For the most part, those bottom-line improvements are due to revenue increases, not reductions in expenditures. What might be problematic for DocuSign, though, is the company's overreliance on a single revenue type. Out of Q3's $545.5 million in revenue, $528.5 million was subscription revenue (roughly 97%). A similarly lopsided ratio (also around 97%) can be identified throughout 2021's first nine months.

Subscriptions to DocuSign's software suite and access to customer support generally range from one to three years. There's a reasonable concern, then, that some clients won't re-up if the work-from-home trend subsides in the post-pandemic era.

Piloting into the agreement cloud

Thankfully, a new business extension could enable DocuSign to reduce its reliance on e-signature software-subscription renewals. With DocuSign Ventures, the company seeks to nurture entrepreneurs and start-ups that are "changing the future of how we all will agree." Thus, DocuSign could be morphing into a venture capitalist/angel investor in order to develop the "agreement cloud." Investing in digital disruptors can be a risky business, but at least DocuSign is diversifying and thereby preparing for a time when its core services are less relevant.

In its press release announcing Ventures, DocuSign teased investors with clues as to what types of businesses might be targeted for funding. These include digital payment platforms, artificial intelligence and smart contract technology, legal and compliance automation technologies, and even vertical solutions in areas such as mortgage and lending. Each of these areas could be bundled with DocuSign's existing e-signature solutions. So maybe Ventures isn't really venturing too far afield.

Picking up the pieces

Post-crash and post-pandemic crisis, DocuSign stock is cheaper and either more or less appealing, depending on one's viewpoint. The recently released fiscal figures weren't terrible, though DocuSign's focused business model is clearly exposed, as is the company since the subscription revenue could dry up over time.

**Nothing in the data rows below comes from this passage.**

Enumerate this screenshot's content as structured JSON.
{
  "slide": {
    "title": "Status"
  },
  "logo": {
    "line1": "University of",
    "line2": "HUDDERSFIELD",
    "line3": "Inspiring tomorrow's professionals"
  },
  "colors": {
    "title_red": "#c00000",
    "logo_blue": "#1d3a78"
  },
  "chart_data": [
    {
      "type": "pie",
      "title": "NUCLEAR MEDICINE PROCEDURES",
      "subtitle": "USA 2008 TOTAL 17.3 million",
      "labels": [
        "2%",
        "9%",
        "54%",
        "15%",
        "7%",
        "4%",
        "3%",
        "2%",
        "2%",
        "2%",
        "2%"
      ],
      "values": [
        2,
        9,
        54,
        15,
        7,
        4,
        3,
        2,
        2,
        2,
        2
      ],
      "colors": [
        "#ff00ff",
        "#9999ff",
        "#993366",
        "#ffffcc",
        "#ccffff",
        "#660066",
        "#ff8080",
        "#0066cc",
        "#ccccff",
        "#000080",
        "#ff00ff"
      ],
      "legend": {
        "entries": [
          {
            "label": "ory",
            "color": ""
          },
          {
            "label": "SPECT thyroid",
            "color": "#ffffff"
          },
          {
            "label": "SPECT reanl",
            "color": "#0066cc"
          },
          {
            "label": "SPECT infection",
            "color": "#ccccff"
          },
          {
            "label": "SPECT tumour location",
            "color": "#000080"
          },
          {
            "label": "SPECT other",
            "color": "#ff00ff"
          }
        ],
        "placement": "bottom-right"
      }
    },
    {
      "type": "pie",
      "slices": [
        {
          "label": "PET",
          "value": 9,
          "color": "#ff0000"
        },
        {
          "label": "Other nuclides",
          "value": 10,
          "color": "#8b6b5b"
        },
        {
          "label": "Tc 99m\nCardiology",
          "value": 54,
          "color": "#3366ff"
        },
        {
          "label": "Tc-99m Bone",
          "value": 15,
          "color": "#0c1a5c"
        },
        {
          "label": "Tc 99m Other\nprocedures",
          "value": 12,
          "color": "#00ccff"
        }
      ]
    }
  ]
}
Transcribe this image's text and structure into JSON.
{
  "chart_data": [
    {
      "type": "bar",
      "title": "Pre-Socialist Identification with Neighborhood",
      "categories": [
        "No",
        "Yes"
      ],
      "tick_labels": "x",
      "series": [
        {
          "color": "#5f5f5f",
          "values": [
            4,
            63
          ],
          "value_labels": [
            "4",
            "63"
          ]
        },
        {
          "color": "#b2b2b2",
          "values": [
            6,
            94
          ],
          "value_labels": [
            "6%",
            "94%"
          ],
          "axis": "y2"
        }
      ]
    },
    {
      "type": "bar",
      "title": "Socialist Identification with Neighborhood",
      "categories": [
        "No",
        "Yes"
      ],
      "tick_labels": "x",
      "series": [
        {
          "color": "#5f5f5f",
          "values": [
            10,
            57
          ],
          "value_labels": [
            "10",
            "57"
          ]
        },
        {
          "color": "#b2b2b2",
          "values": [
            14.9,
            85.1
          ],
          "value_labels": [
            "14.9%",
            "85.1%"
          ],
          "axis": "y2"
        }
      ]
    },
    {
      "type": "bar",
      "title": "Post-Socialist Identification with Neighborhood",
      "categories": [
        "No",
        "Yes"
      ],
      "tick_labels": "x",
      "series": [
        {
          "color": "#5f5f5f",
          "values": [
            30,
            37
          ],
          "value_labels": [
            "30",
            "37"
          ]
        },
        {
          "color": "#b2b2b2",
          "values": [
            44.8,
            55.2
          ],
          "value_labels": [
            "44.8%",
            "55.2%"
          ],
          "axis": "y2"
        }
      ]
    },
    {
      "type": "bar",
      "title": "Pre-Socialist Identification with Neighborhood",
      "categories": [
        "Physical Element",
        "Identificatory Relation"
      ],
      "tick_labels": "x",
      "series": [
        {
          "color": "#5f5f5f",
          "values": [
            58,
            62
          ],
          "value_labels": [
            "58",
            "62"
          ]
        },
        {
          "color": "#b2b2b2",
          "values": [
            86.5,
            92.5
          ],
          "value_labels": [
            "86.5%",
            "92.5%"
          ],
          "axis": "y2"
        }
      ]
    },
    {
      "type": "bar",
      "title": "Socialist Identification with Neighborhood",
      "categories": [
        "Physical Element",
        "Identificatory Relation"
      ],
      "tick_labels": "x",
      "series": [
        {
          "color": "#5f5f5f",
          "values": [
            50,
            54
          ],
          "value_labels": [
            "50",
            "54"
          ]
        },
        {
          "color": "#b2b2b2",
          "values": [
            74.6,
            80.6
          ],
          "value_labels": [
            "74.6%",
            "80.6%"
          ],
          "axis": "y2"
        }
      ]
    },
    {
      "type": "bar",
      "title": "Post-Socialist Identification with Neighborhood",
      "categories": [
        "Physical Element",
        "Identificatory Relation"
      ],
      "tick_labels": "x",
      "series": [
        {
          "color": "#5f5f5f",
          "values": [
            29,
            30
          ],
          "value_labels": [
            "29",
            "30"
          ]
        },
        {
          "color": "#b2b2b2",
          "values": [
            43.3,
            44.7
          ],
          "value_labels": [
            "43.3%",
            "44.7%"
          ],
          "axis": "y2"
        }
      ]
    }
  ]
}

However, DocuSign is apparently prepared to address this weakness through investments into promising and potentially transformative small businesses. Whether the "agreement cloud" is a worthy field for venture capital remains to be seen -- and DocuSign's shareholders will be watching closely, no doubt.

None of this amounts to anything that cautious investors can hang their hats on, unfortunately. Now more than ever -- and even at its drastically reduced price -- DocuSign stock remains speculative. It will likely be a plaything for traders with an appetite for risk and a penchant for technologies that aren't fully appreciated today but might be commonplace soon enough.